I have not used R for the creation of the network form the bottom-up, but we may use it for plotting and exploration (as Python) and more importantly, for model building and model testing.
We first need to retrieve the two files we created in Python (which are now in Github).
Note: If you see have an SSL ERROR when you are getting data from Github, you can try this:
options(width = 320, RCurlOptions = list(verbose = FALSE, capath = system.file("CurlSSL",
"cacert.pem", package = "RCurl"), ssl.verifypeer = FALSE))
getOption("RCurlOptions") # just to confirm ssl status!
## $verbose
## [1] FALSE
##
## $capath
## [1] "/Library/Frameworks/R.framework/Versions/3.0/Resources/library/RCurl/CurlSSL/cacert.pem"
##
## $ssl.verifypeer
## [1] FALSE
BUT first try to do it without the lines above
The idea is that now your are ready to get the files:
library(RCurl)
## Loading required package: bitops
# EDGELIST
WarsForRGit <- getURL("https://raw.github.com/MAGALLANESJoseManuel/SocialScienceDataTools/master/TemplatesPython/WarsForR.csv")
el <- read.csv(text = WarsForRGit, header = T)
# NODE ATTRIBUTES
WarsForR_attrGit <- getURL("https://raw.github.com/MAGALLANESJoseManuel/SocialScienceDataTools/master/TemplatesPython/WarsForR_attr.csv\n")

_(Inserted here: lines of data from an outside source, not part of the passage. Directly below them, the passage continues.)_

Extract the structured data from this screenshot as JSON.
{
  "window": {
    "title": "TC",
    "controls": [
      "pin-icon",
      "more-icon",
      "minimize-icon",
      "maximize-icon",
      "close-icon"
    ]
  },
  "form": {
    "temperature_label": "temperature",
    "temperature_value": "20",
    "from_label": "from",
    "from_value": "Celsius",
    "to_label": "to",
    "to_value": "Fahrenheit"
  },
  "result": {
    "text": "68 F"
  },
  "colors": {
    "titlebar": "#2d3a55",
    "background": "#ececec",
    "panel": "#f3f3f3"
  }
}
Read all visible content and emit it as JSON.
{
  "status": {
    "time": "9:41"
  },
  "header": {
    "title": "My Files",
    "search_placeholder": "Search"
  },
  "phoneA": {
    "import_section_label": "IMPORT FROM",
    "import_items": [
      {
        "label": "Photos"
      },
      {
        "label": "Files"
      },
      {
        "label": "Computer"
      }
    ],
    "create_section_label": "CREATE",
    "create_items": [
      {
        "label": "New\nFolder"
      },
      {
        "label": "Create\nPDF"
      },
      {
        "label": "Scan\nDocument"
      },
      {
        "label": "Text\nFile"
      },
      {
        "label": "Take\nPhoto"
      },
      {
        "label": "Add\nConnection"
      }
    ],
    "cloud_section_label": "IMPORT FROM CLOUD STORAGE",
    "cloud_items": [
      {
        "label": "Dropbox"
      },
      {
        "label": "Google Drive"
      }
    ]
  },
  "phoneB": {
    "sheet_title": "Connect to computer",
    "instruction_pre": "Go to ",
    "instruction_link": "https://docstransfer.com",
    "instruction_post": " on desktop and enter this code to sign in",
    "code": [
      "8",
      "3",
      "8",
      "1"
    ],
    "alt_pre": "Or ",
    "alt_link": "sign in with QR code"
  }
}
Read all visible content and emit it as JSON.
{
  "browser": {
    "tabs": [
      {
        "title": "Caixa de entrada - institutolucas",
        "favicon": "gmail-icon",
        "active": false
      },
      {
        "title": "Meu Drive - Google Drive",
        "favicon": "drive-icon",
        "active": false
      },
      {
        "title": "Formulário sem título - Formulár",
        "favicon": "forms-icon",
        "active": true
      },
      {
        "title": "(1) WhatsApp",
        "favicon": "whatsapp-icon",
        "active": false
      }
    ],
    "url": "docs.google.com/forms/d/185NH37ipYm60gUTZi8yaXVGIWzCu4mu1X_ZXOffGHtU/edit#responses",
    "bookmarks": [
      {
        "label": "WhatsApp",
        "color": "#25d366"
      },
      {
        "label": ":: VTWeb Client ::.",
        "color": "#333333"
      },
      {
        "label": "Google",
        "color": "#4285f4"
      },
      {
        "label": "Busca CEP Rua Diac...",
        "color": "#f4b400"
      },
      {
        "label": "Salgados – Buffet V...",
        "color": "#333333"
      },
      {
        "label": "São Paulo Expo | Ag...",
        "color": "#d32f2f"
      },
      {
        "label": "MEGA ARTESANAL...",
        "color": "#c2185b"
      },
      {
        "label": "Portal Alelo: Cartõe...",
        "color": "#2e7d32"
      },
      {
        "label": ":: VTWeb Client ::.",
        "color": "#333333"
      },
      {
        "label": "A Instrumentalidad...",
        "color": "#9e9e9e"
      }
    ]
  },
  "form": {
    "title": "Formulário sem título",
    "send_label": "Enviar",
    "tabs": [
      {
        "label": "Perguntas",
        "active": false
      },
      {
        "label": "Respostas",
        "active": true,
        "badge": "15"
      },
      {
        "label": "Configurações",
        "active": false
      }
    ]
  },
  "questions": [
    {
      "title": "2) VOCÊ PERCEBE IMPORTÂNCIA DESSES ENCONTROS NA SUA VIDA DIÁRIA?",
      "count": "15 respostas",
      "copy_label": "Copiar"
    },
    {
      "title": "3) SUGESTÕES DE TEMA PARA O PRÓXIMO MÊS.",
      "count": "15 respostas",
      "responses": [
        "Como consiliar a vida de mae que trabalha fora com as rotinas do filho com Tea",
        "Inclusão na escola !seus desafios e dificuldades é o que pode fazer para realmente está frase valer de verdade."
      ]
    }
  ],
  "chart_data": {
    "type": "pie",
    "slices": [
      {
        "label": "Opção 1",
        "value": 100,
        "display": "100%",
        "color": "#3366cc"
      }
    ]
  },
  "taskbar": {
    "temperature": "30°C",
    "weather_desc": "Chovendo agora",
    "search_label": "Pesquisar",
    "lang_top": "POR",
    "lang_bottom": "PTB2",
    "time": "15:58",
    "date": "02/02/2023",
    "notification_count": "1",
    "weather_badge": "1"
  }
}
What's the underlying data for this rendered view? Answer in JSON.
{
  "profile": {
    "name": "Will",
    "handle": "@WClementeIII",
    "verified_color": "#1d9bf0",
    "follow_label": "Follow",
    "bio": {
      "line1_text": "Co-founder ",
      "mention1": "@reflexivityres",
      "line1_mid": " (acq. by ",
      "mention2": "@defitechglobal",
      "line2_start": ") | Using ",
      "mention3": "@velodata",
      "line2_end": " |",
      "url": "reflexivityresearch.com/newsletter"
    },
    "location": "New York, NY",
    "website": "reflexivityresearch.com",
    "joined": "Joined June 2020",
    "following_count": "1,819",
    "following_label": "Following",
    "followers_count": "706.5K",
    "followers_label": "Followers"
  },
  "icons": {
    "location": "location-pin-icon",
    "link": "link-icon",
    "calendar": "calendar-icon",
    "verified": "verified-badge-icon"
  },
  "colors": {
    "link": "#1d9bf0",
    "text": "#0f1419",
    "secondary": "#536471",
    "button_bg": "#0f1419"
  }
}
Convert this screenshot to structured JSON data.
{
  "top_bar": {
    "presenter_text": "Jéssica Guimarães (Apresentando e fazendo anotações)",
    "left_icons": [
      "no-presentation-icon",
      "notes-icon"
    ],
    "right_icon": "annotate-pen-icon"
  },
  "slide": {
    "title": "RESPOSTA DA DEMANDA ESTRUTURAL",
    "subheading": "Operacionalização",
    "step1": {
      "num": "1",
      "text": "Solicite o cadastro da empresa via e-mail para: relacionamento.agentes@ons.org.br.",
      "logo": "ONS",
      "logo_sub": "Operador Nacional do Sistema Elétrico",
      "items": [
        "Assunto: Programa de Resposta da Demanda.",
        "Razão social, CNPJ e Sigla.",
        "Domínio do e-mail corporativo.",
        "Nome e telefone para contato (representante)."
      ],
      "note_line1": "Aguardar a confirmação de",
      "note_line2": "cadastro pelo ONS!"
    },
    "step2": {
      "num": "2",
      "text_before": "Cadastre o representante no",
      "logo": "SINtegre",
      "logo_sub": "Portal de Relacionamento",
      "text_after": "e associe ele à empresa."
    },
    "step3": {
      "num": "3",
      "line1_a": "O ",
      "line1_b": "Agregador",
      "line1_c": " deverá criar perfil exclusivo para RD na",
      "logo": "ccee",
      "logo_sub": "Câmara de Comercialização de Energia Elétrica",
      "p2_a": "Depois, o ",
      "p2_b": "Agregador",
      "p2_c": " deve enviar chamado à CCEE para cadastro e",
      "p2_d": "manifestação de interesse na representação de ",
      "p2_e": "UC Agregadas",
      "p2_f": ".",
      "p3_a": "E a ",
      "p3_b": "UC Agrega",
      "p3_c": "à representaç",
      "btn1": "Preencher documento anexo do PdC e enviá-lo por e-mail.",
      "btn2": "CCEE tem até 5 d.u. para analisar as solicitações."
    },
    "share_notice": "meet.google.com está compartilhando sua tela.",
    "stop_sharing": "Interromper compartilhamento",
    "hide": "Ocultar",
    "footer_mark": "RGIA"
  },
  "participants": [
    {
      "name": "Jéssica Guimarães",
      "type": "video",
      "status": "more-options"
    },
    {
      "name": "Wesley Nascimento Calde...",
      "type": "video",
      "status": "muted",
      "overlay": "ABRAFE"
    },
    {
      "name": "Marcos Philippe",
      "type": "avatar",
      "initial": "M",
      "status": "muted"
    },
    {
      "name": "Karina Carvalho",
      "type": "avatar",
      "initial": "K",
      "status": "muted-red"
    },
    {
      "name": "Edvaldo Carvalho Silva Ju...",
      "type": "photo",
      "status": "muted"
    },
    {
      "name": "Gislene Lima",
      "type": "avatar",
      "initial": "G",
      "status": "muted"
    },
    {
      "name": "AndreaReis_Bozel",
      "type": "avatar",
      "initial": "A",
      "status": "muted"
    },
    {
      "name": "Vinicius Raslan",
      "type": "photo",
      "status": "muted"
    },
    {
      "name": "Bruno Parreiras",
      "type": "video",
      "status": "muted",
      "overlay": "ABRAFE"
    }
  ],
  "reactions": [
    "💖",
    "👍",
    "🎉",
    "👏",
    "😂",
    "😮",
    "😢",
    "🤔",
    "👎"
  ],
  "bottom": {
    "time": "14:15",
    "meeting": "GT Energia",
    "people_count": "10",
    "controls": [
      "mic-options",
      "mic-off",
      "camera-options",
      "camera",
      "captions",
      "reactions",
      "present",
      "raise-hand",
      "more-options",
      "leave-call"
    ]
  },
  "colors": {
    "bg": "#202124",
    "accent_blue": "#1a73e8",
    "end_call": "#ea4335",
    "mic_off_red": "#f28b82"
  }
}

at <- read.csv(text = WarsForR_attrGit, header = T, as.is = T) #node attributes
Let's take a quick look at igraph.
library(igraph)
Now let's create a network with igraph:
# el<-read.csv('WarsForR.csv',header=T) #list of edges at<-read.csv('WarsForR_attr.csv', header=T, as.is=T) #node attributes
warsGraphIgraph2 = graph.data.frame(el, directed = FALSE, vertices = at)
x = V(warsGraphIgraph2)$longitude
y = V(warsGraphIgraph2)$latitude
l2 = cbind(x, y)
plot.igraph(warsGraphIgraph2, layout = l2, edge.width = E(warsGraphIgraph2)$duration) #width of edge based on duration!
Once we have the network in igraph we can continue using all its tools. Particularly, I recommend reviewing the documentation found at [igraph wiki](http://igraph.sourceforge.net/igraphbook/.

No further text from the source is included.